Tripadvisor CEO Steve Kaufer informed employees Tuesday morning in a town hall meeting that the company is reducing its global workforce by 25 percent, including 600 U.S. employees as part of a broader restructuring, Skift has learned.
[See the transcript of Kaufer’s town hall statement embedded below.]
The number of global layoffs was more than 900, including the U.S. job cuts, Tripadvisor confirmed.
As part of a rolling process, employees were being informed whether they would be selected for the job cuts, according to sources.
Tripadvisor had nearly 4,200 global employees at the end of 2019 but had already done a round of layoffs of some 200 employees in January.
As part of the restructuring, Tripadvisor is closing offices in downtown Boston and San Francisco, and most likely other office globally. The company is headquartered in Needham, Massachusetts, and has 52 offices.
Most remaining employees are subject to 4-day work weeks, and a 20 percent pay cut.
“Tripadvisor firmly believe these measures are necessary and proportionate to the reality we face as a business and as an industry,” the company said in a statement.
The reorganization Kaufer announced includes shuttering and consolidating some brands, as well as management changes.
The Tripadvisor flights, car, and cruise teams will now be grouped under the business-to-consumer team and will be the responsibility of Lindsay Nelson, chief experience and brand officer.
Cruise Critic, which runs as an independent business, now comes under the purview of Chief Financial Officer Ernst Teunissen.

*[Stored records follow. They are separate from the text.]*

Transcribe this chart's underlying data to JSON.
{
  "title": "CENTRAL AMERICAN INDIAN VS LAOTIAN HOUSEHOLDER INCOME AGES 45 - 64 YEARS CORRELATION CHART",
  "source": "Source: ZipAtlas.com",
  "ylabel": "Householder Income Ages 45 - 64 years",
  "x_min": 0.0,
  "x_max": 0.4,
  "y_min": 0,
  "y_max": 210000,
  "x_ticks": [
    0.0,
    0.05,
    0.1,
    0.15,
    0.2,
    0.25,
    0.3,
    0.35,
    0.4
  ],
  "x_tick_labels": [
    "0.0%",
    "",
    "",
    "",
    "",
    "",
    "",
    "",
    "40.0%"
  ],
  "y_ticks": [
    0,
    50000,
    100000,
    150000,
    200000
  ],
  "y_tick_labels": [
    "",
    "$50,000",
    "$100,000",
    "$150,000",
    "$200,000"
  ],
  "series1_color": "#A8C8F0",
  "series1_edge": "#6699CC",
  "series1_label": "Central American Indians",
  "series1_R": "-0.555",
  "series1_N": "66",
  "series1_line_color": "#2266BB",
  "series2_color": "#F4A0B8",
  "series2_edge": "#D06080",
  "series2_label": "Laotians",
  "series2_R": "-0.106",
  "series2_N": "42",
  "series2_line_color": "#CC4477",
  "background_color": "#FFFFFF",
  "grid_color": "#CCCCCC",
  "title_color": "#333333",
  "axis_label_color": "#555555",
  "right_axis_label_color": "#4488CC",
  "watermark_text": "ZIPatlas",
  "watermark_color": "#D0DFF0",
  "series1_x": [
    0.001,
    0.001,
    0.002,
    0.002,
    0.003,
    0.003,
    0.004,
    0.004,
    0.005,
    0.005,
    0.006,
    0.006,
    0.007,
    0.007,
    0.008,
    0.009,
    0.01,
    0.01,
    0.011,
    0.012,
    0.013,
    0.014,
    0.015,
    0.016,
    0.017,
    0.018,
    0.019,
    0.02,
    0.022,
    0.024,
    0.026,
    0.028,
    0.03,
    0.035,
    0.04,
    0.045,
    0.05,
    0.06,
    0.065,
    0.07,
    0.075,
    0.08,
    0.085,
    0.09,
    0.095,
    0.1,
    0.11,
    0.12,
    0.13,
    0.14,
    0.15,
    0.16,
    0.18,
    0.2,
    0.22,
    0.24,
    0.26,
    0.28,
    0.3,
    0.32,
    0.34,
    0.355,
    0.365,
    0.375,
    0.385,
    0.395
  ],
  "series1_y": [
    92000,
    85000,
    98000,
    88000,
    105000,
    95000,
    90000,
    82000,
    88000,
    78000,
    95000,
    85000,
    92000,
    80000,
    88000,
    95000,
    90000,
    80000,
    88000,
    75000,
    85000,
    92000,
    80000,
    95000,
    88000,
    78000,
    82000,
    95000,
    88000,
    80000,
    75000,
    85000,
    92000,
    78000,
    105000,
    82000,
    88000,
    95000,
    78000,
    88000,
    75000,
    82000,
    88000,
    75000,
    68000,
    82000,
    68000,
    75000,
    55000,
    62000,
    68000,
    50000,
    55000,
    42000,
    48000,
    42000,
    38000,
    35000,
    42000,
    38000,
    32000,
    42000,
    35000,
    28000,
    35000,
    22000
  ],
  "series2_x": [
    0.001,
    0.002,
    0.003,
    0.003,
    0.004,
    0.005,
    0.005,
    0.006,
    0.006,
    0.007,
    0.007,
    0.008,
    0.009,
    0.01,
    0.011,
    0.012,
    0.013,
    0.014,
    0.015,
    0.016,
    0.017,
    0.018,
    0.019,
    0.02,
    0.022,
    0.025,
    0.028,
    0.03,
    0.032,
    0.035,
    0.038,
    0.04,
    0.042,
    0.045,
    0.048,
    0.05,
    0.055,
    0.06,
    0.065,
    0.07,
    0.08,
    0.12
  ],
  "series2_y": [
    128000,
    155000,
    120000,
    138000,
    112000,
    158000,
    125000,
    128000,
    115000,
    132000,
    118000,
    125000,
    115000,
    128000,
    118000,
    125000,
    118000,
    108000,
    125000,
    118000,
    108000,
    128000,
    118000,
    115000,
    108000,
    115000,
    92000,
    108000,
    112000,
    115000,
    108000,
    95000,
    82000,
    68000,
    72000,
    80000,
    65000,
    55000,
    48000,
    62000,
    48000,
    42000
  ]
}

Tripadvisor is discontinuing its SmarterTravel business unit, and will determine which brands will survive under Nelson’s leadership.
Chief Commercial Officer Kanika Soni takes on additional responsibilities, including guiding a unified advertising sales team.
Soni heads a merger of Tripadvisor’s business-to-business restaurants and accommodations teams.
Nelson and Soni also become members of Tripadvisor’s executive officer contingent. Tripadvisor now has these two women and three men as their named executive officers in contrast to 2019, when it was four males.
“This is a tough day on many levels, and the pandemic has been nothing short of surreal,” Kaufer told employees. “With difficult decisions to make, the executive team and I firmly believe these actions appropriately balance our short-term financial needs with our long-term business objectives, but I know that reality offers little solace for those impacted by this news today.”
Note: This story has been updated to add the transcript of Kaufer’s statement to employees, and details about the restructuring.
Correction: We erroneously reported that Kaufer said the layoffs would be reconsidered in July.